Todos dançam a mesma dança

O presidente do Senado, escritor, membro da Academia Brasileira de Letras e latifundiário, José Sarney (PMDB-AP), é uma figura importante neste Brasil varonil. Enquanto alguns políticos contemporâneos, assim como alguns cidadãos, desdenham o passado e o futuro – preferem ficar entrevados em um presente insosso, preocupando-se tão-somente com o hoje e a eterna jovialidade –, ele, ao contrário, além de se manter fiel às suas origens, é agente passivo e, amiúde, ativo, da sucessão de fatos que compõem a história do país.

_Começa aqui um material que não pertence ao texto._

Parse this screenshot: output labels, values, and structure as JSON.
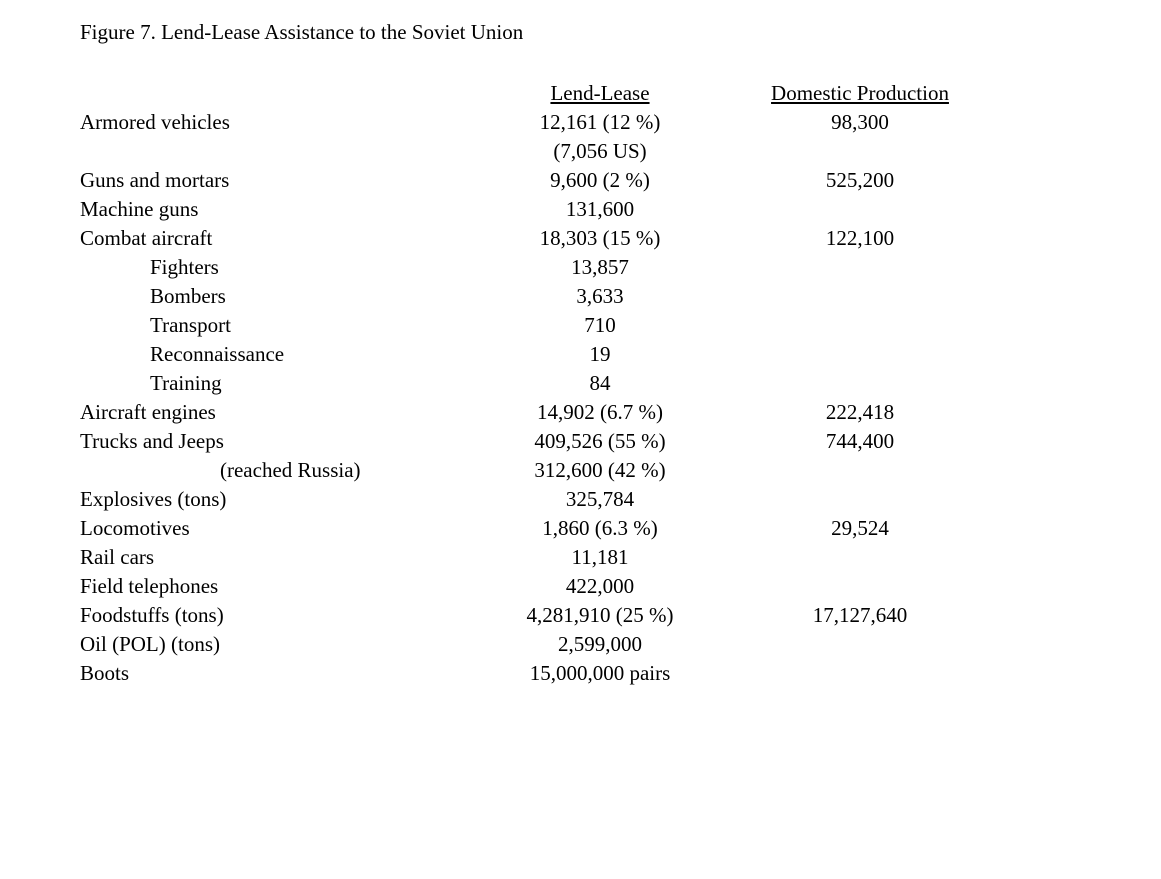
{
  "title": "Figure 7. Lend-Lease Assistance to the Soviet Union",
  "headers": {
    "col1": "",
    "col2": "Lend-Lease",
    "col3": "Domestic Production"
  },
  "rows": [
    {
      "label": "Armored vehicles",
      "indent": 0,
      "lend": "12,161 (12 %)",
      "dom": "98,300"
    },
    {
      "label": "",
      "indent": 0,
      "lend": "(7,056 US)",
      "dom": ""
    },
    {
      "label": "Guns and mortars",
      "indent": 0,
      "lend": "9,600 (2 %)",
      "dom": "525,200"
    },
    {
      "label": "Machine guns",
      "indent": 0,
      "lend": "131,600",
      "dom": ""
    },
    {
      "label": "Combat aircraft",
      "indent": 0,
      "lend": "18,303 (15 %)",
      "dom": "122,100"
    },
    {
      "label": "Fighters",
      "indent": 1,
      "lend": "13,857",
      "dom": ""
    },
    {
      "label": "Bombers",
      "indent": 1,
      "lend": "3,633",
      "dom": ""
    },
    {
      "label": "Transport",
      "indent": 1,
      "lend": "710",
      "dom": ""
    },
    {
      "label": "Reconnaissance",
      "indent": 1,
      "lend": "19",
      "dom": ""
    },
    {
      "label": "Training",
      "indent": 1,
      "lend": "84",
      "dom": ""
    },
    {
      "label": "Aircraft engines",
      "indent": 0,
      "lend": "14,902 (6.7 %)",
      "dom": "222,418"
    },
    {
      "label": "Trucks and Jeeps",
      "indent": 0,
      "lend": "409,526 (55 %)",
      "dom": "744,400"
    },
    {
      "label": "(reached Russia)",
      "indent": 2,
      "lend": "312,600 (42 %)",
      "dom": ""
    },
    {
      "label": "Explosives (tons)",
      "indent": 0,
      "lend": "325,784",
      "dom": ""
    },
    {
      "label": "Locomotives",
      "indent": 0,
      "lend": "1,860 (6.3 %)",
      "dom": "29,524"
    },
    {
      "label": "Rail cars",
      "indent": 0,
      "lend": "11,181",
      "dom": ""
    },
    {
      "label": "Field telephones",
      "indent": 0,
      "lend": "422,000",
      "dom": ""
    },
    {
      "label": "Foodstuffs (tons)",
      "indent": 0,
      "lend": "4,281,910 (25 %)",
      "dom": "17,127,640"
    },
    {
      "label": "Oil (POL) (tons)",
      "indent": 0,
      "lend": "2,599,000",
      "dom": ""
    },
    {
      "label": "Boots",
      "indent": 0,
      "lend": "15,000,000 pairs",
      "dom": ""
    }
  ]
}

Na verdade, a fidelidade nem sempre foi o seu forte. Em 1965, o ‘Zé do Sarney’, como fora alcunhado no Maranhão, seu habitat natural, trocou o nome de batismo, José Ribamar Ferreira de Araújo Costa, por José Sarney de Araújo Costa. A permuta fora efetuada para fins eleitorais. Provavelmente, acreditava-se que José Sarney seria um nome de maior impacto político. Alguém duvida? Basta ler os jornais, sites, blogs, twitters – o mais recente grunhido democrático – e afins ou ver a TV para constatar a veracidade desta afirmação.

A relação do presidente do Senado com a mídia tupiniquim é outra página importante da biografia deste quase octogenário. Mesmo sendo um homem íntegro e preocupado com o povo maranhense, às vezes comete pequenos deslizes aqui e acolá, que não agradam sua vedete. O controle das concessões públicas de comunicação é um bom exemplo desta relação de amor e ódio. É sabido que o jornal O Estado do Maranhão e a TV Mirante – afiliada da Rede Globo –, dois grandes veículos de comunicação, pertencem à família Sarney. Vale ressaltar que a lei 4.117/62 proíbe o uso de emissoras de televisão para fins políticos, já que as mesmas são concessões públicas.

Mitos midiáticos

No presente momento, é notório que o casório esteja em crise. Segundo alguns analistas, o imbróglio iniciou-se após a pulada de cerca derradeira; para outros, tudo não passou de vaidade feminina: a amada não recebeu a gratificação esperada. Mas, diferentemente das outras desavenças, ao que tudo indica, desta vez, não tem volta. A mídia está, conforme a gíria corrente, ‘bolada’. O Globo vem manifestando há algumas semanas seu descontentamento com a série de reportagens sob o título ‘O Congresso mostra suas entranhas’. Já o jornal Folha de S.Paulo optou por uma designação mais simples: ‘Congresso em crise’.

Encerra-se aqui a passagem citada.